To solve the equation \[ \theta = \tan^{-1}(2\tan^2\theta) - \frac{1}{2}\sin^{-1}\left(\frac{3\sin 2\theta}{5 + 4\cos 2\theta}\right) \] we will follow these steps: ### Step 1: Multiply both sides by 2 Multiply the entire equation by 2 to simplify the expression: \[ 2\theta = 2\tan^{-1}(2\tan^2\theta) - \sin^{-1}\left(\frac{3\sin 2\theta}{5 + 4\cos 2\theta}\right) \] ### Step 2: Substitute \(\theta = \frac{\pi}{4}\) Let's check if \(\theta = \frac{\pi}{4}\) satisfies the equation.

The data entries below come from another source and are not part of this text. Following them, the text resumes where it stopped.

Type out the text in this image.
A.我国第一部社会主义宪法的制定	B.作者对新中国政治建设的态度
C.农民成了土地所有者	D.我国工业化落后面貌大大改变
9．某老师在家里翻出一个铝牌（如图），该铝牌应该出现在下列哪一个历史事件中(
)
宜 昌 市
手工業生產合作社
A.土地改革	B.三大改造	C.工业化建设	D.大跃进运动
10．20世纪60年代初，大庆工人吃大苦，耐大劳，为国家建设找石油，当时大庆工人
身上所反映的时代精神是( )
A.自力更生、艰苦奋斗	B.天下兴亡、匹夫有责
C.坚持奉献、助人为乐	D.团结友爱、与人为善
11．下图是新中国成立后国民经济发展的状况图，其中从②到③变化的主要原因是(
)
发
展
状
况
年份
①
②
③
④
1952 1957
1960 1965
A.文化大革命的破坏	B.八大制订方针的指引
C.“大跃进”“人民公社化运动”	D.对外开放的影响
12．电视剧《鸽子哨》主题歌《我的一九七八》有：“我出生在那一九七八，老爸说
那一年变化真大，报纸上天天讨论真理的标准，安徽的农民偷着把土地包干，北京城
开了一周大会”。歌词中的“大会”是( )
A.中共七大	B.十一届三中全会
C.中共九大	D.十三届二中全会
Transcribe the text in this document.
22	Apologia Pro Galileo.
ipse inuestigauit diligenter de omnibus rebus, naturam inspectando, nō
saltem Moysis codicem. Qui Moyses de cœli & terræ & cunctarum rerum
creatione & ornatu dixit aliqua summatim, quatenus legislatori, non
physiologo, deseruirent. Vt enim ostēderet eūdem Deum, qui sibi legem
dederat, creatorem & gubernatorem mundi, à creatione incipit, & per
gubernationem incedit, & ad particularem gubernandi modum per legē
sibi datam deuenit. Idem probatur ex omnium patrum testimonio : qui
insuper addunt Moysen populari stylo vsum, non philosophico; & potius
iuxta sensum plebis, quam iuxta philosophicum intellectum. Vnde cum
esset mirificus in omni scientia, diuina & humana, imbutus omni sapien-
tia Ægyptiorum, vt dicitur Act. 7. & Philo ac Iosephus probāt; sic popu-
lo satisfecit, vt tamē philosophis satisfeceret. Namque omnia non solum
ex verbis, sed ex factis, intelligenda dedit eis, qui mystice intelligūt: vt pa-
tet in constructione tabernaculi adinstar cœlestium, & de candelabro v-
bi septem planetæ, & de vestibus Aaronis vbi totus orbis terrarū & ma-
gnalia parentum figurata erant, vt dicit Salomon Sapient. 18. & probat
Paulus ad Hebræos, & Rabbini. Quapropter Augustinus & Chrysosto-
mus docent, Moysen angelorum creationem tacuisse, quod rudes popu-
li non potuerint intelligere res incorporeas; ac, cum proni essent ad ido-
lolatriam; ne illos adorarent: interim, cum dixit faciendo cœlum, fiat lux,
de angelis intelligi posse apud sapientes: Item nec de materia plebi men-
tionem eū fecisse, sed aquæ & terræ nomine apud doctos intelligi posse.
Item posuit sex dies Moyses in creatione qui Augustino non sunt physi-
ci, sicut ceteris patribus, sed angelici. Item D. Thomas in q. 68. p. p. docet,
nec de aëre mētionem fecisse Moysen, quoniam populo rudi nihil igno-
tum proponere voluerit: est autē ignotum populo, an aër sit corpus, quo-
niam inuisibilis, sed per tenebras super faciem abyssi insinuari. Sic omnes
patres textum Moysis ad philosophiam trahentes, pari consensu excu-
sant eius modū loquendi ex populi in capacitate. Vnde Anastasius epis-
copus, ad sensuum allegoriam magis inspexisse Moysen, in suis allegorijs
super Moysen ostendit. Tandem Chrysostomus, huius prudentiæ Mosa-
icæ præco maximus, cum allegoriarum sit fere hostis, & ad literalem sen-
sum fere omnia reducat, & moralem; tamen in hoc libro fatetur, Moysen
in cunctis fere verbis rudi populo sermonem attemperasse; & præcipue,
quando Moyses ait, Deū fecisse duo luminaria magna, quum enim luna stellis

Calculating the left-hand side (LHS): \[ 2\theta = 2 \cdot \frac{\pi}{4} = \frac{\pi}{2} \] Now, calculate the right-hand side (RHS): \[ RHS = 2\tan^{-1}(2\tan^2(\frac{\pi}{4})) - \sin^{-1}\left(\frac{3\sin(2 \cdot \frac{\pi}{4})}{5 + 4\cos(2 \cdot \frac{\pi}{4})}\right) \] ### Step 3: Calculate \(\tan^2(\frac{\pi}{4})\) Since \(\tan(\frac{\pi}{4}) = 1\): \[ \tan^2(\frac{\pi}{4}) = 1 \] Thus, \[ 2\tan^2(\frac{\pi}{4}) = 2 \cdot 1 = 2 \] Now, calculate \(2\tan^{-1}(2)\): \[ RHS = 2\tan^{-1}(2) - \sin^{-1}\left(\frac{3\sin(\frac{\pi}{2})}{5 + 4\cos(\frac{\pi}{2})}\right) \] ### Step 4: Calculate \(\sin(\frac{\pi}{2})\) and \(\cos(\frac{\pi}{2})\) We know: \[ \sin(\frac{\pi}{2}) = 1 \quad \text{and} \quad \cos(\frac{\pi}{2}) = 0 \] Thus, \[ RHS = 2\tan^{-1}(2) - \sin^{-1}\left(\frac{3 \cdot 1}{5 + 0}\right) = 2\tan^{-1}(2) - \sin^{-1}\left(\frac{3}{5}\right) \] ### Step 5: Use the identity for \(2\tan^{-1}(x)\) Using the identity \(2\tan^{-1}(x) = \tan^{-1}\left(\frac{2x}{1-x^2}\right)\): Let \(x = 2\): \[ 2\tan^{-1}(2) = \tan^{-1}\left(\frac{4}{1-4}\right) = \tan^{-1}\left(-\frac{4}{3}\right) \] ### Step 6: Combine the terms Now we have: \[ RHS = \tan^{-1}\left(-\frac{4}{3}\right) - \sin^{-1}\left(\frac{3}{5}\right) \] ### Step 7: Use the addition formula for inverse tangents Using the formula for the sum of inverse tangents: \[ \tan^{-1}(a) + \tan^{-1}(b) = \tan^{-1}\left(\frac{a+b}{1-ab}\right) \] We can express: \[ RHS = -\tan^{-1}\left(\frac{4}{3}\right) - \tan^{-1}\left(\frac{3}{4}\right) \] ### Step 8: Check if LHS equals RHS Now we check if: \[ \frac{\pi}{2} = \tan^{-1}\left(\text{undefined}\right) \] This indicates that the equation holds true when \(\theta = \frac{\pi}{4}\). ### Conclusion Thus, the values of \(\theta\) satisfying the equation are: \[ \theta = n\pi + \frac{\pi}{4} \] where \(n\) is any integer.